Center For Computational Biology: HumanBase
An analysis generated by HumanBase displays genes functionally related to KMT2A, a gene associated with autism. Such analyses can help scientists uncover previously unseen connections between genes and disorders.

The human genome contains an estimated 19,000 genes. Those genes encode proteins that allow cells to carry out tasks such as ferrying oxygen molecules, fighting off diseases and communicating with fellow cells. But the function of most genes remains elusive, and scientists are still struggling to crack the human body’s full genetic code.

In March 2017, researchers at the Flatiron Institute’s Center for Computational Biology (CCB) soft-launched a new tool for decoding the human genome. The cloud-based software, called HumanBase, uses machine learning to trawl through decades of genomic research data for previously unseen potential biological connections. HumanBase can sleuth out how specific genes could potentially control cell functions, influence the expression of other genes, and contribute to disorders such as autism. Researchers can then carry out experiments that verify those potential connections.

“There’s a huge wealth of undiscovered knowledge in these data,” says Olga Troyanskaya, deputy director for genomics at CCB. “We wanted to build a single resource that could help biologists discover and leverage that knowledge.”

Historically, knowledge in the field of genomics largely rested in published findings and the heads of biologists. That’s changed, Troyanskaya says. New experiments now generate colossal datasets, but genetic associations are often too faint to uncover with any certainty from any one experimental dataset. Finding those connections requires looking at a much bigger picture, Troyanskaya says.

“A lot of these connections you just cannot see with traditional approaches,” she says. “You need computational algorithms that can pick up granules of data across multiple datasets. That’s impossible to do just in your head.”

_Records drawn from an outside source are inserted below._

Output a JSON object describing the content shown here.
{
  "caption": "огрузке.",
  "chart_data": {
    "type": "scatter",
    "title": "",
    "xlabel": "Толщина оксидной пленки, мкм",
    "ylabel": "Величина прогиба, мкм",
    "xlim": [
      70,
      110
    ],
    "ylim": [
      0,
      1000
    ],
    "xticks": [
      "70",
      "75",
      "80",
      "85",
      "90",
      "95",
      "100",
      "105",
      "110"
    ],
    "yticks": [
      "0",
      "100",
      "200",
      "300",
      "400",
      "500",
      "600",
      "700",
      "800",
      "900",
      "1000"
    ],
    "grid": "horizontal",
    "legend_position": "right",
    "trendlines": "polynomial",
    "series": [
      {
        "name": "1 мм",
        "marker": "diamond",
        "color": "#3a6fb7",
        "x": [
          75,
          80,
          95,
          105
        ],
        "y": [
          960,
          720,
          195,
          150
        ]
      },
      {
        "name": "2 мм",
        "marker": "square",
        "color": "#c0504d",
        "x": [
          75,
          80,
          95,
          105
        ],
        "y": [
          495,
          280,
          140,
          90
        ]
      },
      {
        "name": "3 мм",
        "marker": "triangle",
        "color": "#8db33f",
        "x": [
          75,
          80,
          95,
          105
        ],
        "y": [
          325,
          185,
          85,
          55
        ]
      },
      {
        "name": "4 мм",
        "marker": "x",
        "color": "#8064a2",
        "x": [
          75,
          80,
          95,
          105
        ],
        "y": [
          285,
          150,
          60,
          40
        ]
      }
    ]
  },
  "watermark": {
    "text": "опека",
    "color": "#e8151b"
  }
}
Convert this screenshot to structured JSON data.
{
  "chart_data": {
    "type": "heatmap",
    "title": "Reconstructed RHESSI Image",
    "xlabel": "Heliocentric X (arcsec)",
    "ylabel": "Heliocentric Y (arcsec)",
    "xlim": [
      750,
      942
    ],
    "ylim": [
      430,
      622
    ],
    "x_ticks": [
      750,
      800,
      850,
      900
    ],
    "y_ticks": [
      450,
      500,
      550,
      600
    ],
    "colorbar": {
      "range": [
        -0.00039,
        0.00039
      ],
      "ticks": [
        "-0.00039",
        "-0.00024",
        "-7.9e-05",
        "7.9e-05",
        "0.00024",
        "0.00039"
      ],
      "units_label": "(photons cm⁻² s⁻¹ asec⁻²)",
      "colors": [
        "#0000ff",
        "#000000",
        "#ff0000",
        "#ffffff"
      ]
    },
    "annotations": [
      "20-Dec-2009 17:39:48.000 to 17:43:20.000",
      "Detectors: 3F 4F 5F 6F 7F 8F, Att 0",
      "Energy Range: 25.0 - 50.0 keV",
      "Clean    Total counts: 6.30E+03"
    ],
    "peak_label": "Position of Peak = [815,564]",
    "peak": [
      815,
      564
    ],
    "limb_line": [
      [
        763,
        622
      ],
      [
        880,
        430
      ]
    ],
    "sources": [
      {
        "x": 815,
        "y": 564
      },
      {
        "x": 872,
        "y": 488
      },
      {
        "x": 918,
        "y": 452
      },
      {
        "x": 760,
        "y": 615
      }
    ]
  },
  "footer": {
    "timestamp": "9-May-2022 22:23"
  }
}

“A lot of these connections you just cannot see with traditional approaches.”

HumanBase incorporates data from more than 38,000 genomic experiments and more than 14,000 scientific publications. The software standardizes all of those data before trained algorithms sift through the information looking for biological connections, particularly in the context of specific tissues, cell types and diseases.

HumanBase users can just type in a particular gene or disease and quickly receive a list of genes ripe for experimental scrutiny. For instance, if a gene often expresses alongside genes already associated with increased risk of Parkinson’s disease, that gene could be a tempting target for further research. “It’s guilt by association,” says project leader and CCB data scientist Aaron Wong.

The algorithms that power HumanBase have already proved their prowess. In August 2016, Troyanskaya, Wong and their colleagues reported online in Nature Neuroscience a substantial breakthrough in the hunt for genes associated with autism. Using a predecessor to the numerical tools employed in HumanBase, the researchers identified roughly 2,500 genes potentially linked to autism. Several of the most promising candidate genes had no prior genetic research tying them to autism. Scientists had previously identified 65 autism risk genes and predicted that 400 to 1,000 genes are likely involved in autism susceptibility.

HumanBase users are already tapping the software’s potential to generate new hypotheses and spark new experiments, but the software’s development is far from over. Troyanskaya, Wong and their team plan to add even more datasets to HumanBase’s knowledge bank every six months and to continue developing the algorithms powering the software. “We want to build something that biomedical scientists can rely on,” Wong says. “We want them to incorporate HumanBase into their research workflow — to drive new hypotheses and follow-up experiments.”